In our CSET 2011 work my co-authors and I also take a closer look at the experimentation artifacts of malware detection. We find that current approaches do not consider timing-based calibration of the C&C traffic traces prior to using this traffic to salt a background traffic trace. Thus, timing-based features of the C&C traffic may be artificially distinctive, potentially leading to (unrealistically) optimistic flow classification results.

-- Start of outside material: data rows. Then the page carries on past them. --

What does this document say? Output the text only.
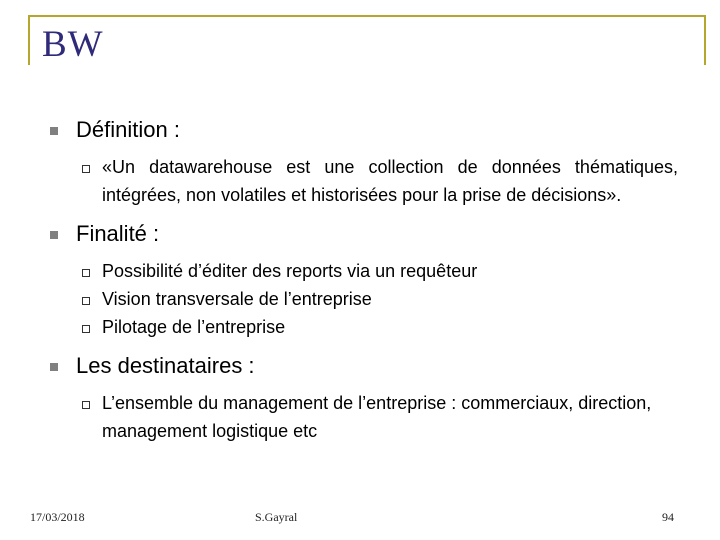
BW
Définition :
«Un datawarehouse est une collection de données thématiques, intégrées, non volatiles et historisées pour la prise de décisions».
Finalité :
Possibilité d’éditer des reports via un requêteur
Vision transversale de l’entreprise
Pilotage de l’entreprise
Les destinataires :
L’ensemble du management de l’entreprise : commerciaux, direction, management logistique etc
17/03/2018	S.Gayral	94
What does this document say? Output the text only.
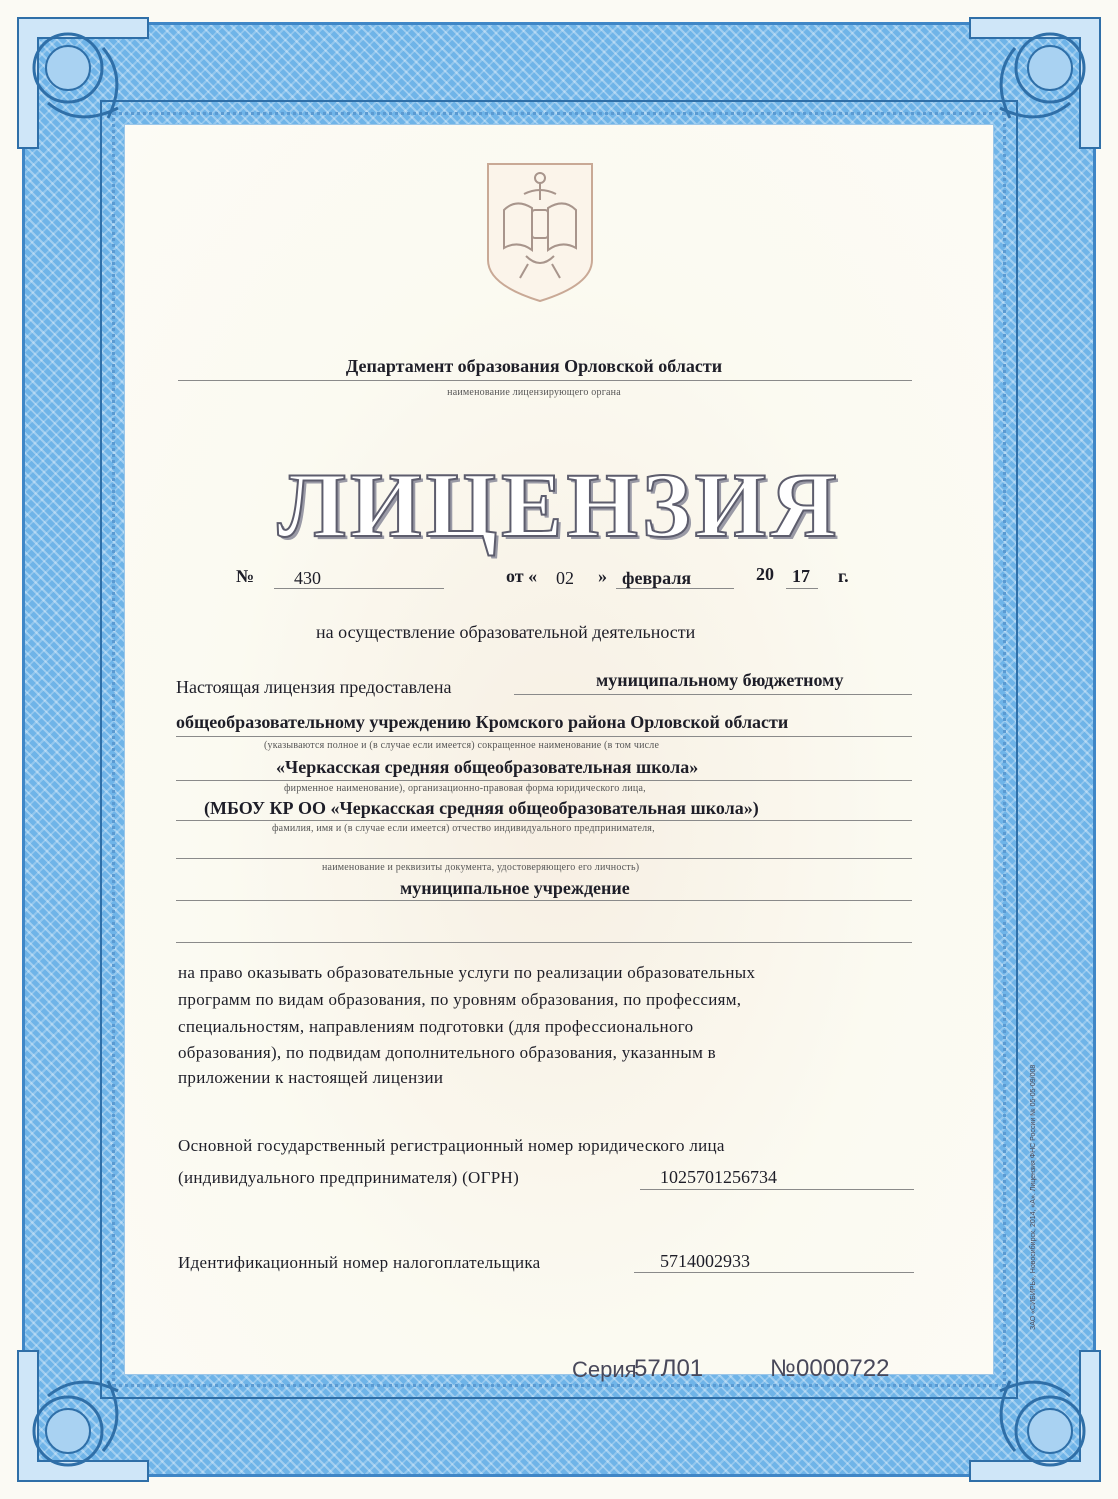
Департамент образования Орловской области
наименование лицензирующего органа
ЛИЦЕНЗИЯ
№ 430	от « 02 » февраля	20 17 г.
на осуществление образовательной деятельности
Настоящая лицензия предоставлена	муниципальному бюджетному
общеобразовательному учреждению Кромского района Орловской области
(указываются полное и (в случае если имеется) сокращенное наименование (в том числе
«Черкасская средняя общеобразовательная школа»
фирменное наименование), организационно-правовая форма юридического лица,
(МБОУ КР ОО «Черкасская средняя общеобразовательная школа»)
фамилия, имя и (в случае если имеется) отчество индивидуального предпринимателя,
наименование и реквизиты документа, удостоверяющего его личность)
муниципальное учреждение
на право оказывать образовательные услуги по реализации образовательных
программ по видам образования, по уровням образования, по профессиям,
специальностям, направлениям подготовки (для профессионального
образования), по подвидам дополнительного образования, указанным в
приложении к настоящей лицензии
Основной государственный регистрационный номер юридического лица
(индивидуального предпринимателя) (ОГРН)	1025701256734
Идентификационный номер налогоплательщика	5714002933
Серия
57Л01	№ 0000722
ЗАО «СИБИРЬ», Новосибирск, 2014, «А». Лицензия ФНС России № 05-05-09/008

We also studied the detection of Fast-Flux Service Networks (FFSNs) using DNS (Domain Name System) response packets. We have observed that current approaches do not employ a large combination of DNS features to feed into the proposed detection systems. The lack of features leads to high false positive or false negative rates triggered by benign activities including Content Distribution Networks (CDNs). Read more about the study here.
Machine Learning in Adversarial Settings
One of the limitations of machine learning in practice is that they are subject to adversarial samples. Adversarial samples are carefully modified inputs crafted to dictate a selected output. In the context of classification, adversarial samples are crafted so as to force a target model to classify them in a class different from their legitimate class. In this work, we focus on Deep Neural Networks (DNNs) for adversarial sample generation and attacker’s capabilities to evade systems built on DNNs.
In collaboration with Nicolas Papernot.
Science of Security
I am involved in Cyber-Security Collaborative Research Alliance (CSec CRA) with the Army Research Laboratory, Penn State, Carnegie Mellon, UC Riverside, UC Davis, and Indiana University. Our mandate is to develop a new science of security. As part of this effort, I’ve worked on the foundation for representing of operational and environmental knowledge. (See my work on operational models here). Our goal to reason about both current and future states of a system to make optimal decisions.